"Somasi kedua ini intinya kami menggarisbawahi, apakah presiden masih punya itikad dan juga masih punya etika dalam melangsungkan etika kepemimpinan dan juga etika moral bangsa dan bernegara?" kata Dimas.
Sementara itu melalui siaran pers, ada hal baru yang turut disorot Koalisi Masyarakat Sipil dalam somasi kedua terhadap Jokowi. Hal yang disorot tersebut ialah pemberian kenaikan pangkat kehormatan Jenderal (HOR) bintang empat kepada Menteri Pertahanan RI Prabowo Subianto.

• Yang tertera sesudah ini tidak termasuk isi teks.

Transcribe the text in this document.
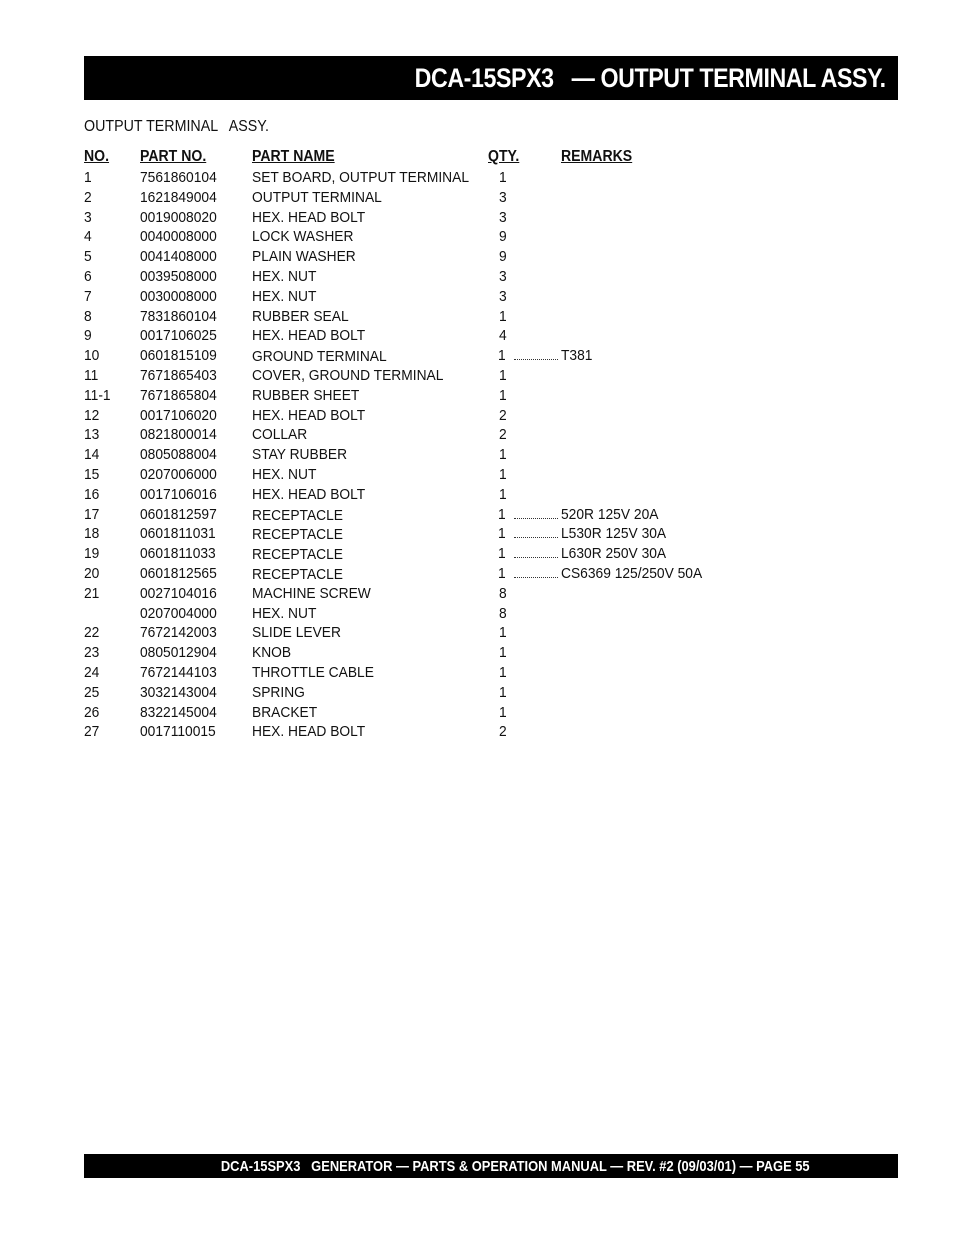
DCA-15SPX3   — OUTPUT TERMINAL ASSY.
OUTPUT TERMINAL   ASSY.
NO. PART NO.	PART NAME	QTY.	REMARKS
1	7561860104 SET BOARD, OUTPUT TERMINAL 1
2	1621849004 OUTPUT TERMINAL	3
3	0019008020 HEX. HEAD BOLT	3
4	0040008000 LOCK WASHER	9
5	0041408000 PLAIN WASHER	9
6	0039508000 HEX. NUT	3
7	0030008000 HEX. NUT	3
8	7831860104 RUBBER SEAL	1
9	0017106025 HEX. HEAD BOLT	4
10	0601815109 GROUND TERMINAL	1	T381
11	7671865403 COVER, GROUND TERMINAL	1
11-1 7671865804 RUBBER SHEET	1
12	0017106020 HEX. HEAD BOLT	2
13	0821800014 COLLAR	2
14	0805088004 STAY RUBBER	1
15	0207006000 HEX. NUT	1
16	0017106016 HEX. HEAD BOLT	1
17	0601812597 RECEPTACLE	1	520R 125V 20A
18	0601811031 RECEPTACLE	1	L530R 125V 30A
19	0601811033 RECEPTACLE	1	L630R 250V 30A
20	0601812565 RECEPTACLE	1	CS6369 125/250V 50A
21	0027104016 MACHINE SCREW	8
0207004000 HEX. NUT	8
22	7672142003 SLIDE LEVER	1
23	0805012904 KNOB	1
24	7672144103 THROTTLE CABLE	1
25	3032143004 SPRING	1
26	8322145004 BRACKET	1
27	0017110015 HEX. HEAD BOLT	2
DCA-15SPX3   GENERATOR — PARTS & OPERATION MANUAL — REV. #2 (09/03/01) — PAGE 55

![Presiden Joko Widodo (kiri) menyematkan pangkat Jenderal TNI Kehormatan kepada Menteri Pertahanan Prabowo Subianto (kanan) dalam Rapat Pimpinan (Rapim) TNI dan Polri Tahun 2024 di Mabes TNI, Jakarta, Rabu (28/2/2024). [ANTARA FOTO/Bayu Pratama S].](https://media.suara.com/pictures/653x366/2024/02/28/82824-jokowi-prabowo-pangkat-jenderal-tni-kehormatan.jpg)

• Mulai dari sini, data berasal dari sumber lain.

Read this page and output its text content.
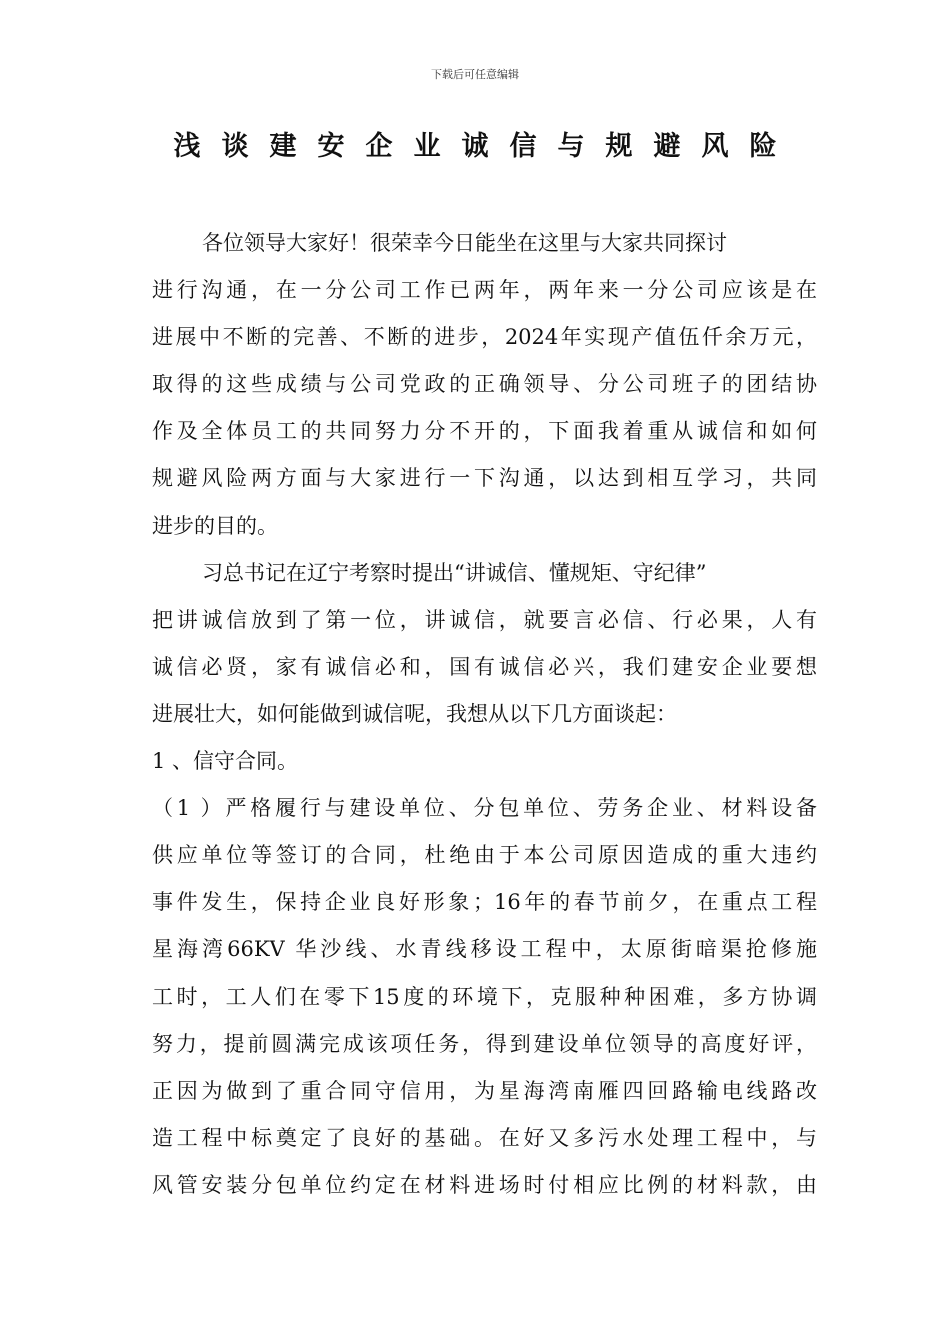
下载后可任意编辑
浅谈建安企业诚信与规避风险
各位领导大家好！很荣幸今日能坐在这里与大家共同探讨
进行沟通，在一分公司工作已两年，两年来一分公司应该是在
进展中不断的完善、不断的进步，2024年实现产值伍仟余万元，
取得的这些成绩与公司党政的正确领导、分公司班子的团结协
作及全体员工的共同努力分不开的，下面我着重从诚信和如何
规避风险两方面与大家进行一下沟通，以达到相互学习，共同
进步的目的。
习总书记在辽宁考察时提出“讲诚信、懂规矩、守纪律”
把讲诚信放到了第一位，讲诚信，就要言必信、行必果，人有
诚信必贤，家有诚信必和，国有诚信必兴，我们建安企业要想
进展壮大，如何能做到诚信呢，我想从以下几方面谈起：
1 、信守合同。
（1 ）严格履行与建设单位、分包单位、劳务企业、材料设备
供应单位等签订的合同，杜绝由于本公司原因造成的重大违约
事件发生，保持企业良好形象；16年的春节前夕，在重点工程
星海湾66KV 华沙线、水青线移设工程中，太原街暗渠抢修施
工时，工人们在零下15度的环境下，克服种种困难，多方协调
努力，提前圆满完成该项任务，得到建设单位领导的高度好评，
正因为做到了重合同守信用，为星海湾南雁四回路输电线路改
造工程中标奠定了良好的基础。在好又多污水处理工程中，与
风管安装分包单位约定在材料进场时付相应比例的材料款，由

Koalisi Masyarakat Sipil berpandangan gelar kehormatan tersebut tidak pantas diberikan kepada Prabowo. Mengingat, tulis koalisi, Prabowo memiliki rekam jejak buruk dalam karier militer, khususnya berkaitan dengan keterlibatannya dalam pelanggaran berat HAM masa lalu.
Koalisi menilai pemberian gelar tersebut lebih merupakan langkah politis transaksi elektoral dari Jokowi yang menganulir keterlibatannya dalam pelanggaran berat HAM masa lalu. "Hal ini kian menguatkan bahwa Jokowi merupakan Presiden yang culas dan tidak mengerti konsep etika," tulis Koalisi Masyarakat Sipil.
Berdasarkan hal tersebut di atas, dengan ini Koalisi Masyarakat Sipil menegaskan somasi kepada Jokowi dilayangkan dalam tempo tujuh hari untuk Jokowi melakulan sejumlah langkah berikut:
1. Meminta maaf kepada seluruh rakyat atas keculasan dan tindakan nir-etika yang dilakukan selama proses Pemilu;
2. Menghentikan tindakan kesewenang-wenangan, menggunakan kekuasaan, menghalalkan segala cara untuk mengakselerasikan kepentingan politik Presiden beserta keluarga dan kelompoknya;
3. Memberikan sanksi yang tegas kepada seluruh bawahannya yang terlibat dalam berbagai kecurangan dan ketidaknetralan seperti halnya Menteri, aparat TNI-Polri hingga ASN;
4. Meminta perangkat negara seperti halnya Bawaslu sebagai pengawas Pemilu untuk mengusut tuntas dan adil seluruh kecurangan yang terjadi sera disampaikan kepada publik;
5. Melakukan pemberhentian kepada Ketua KPU Republik Indonesia karena terbukti telah terindikasi melanggar kode etik dalam pelaksanaan fungi dan tugas yang mengakibatkan ketidakpercayaan masyarakat terhadap institusi penyelenggara Pemilu.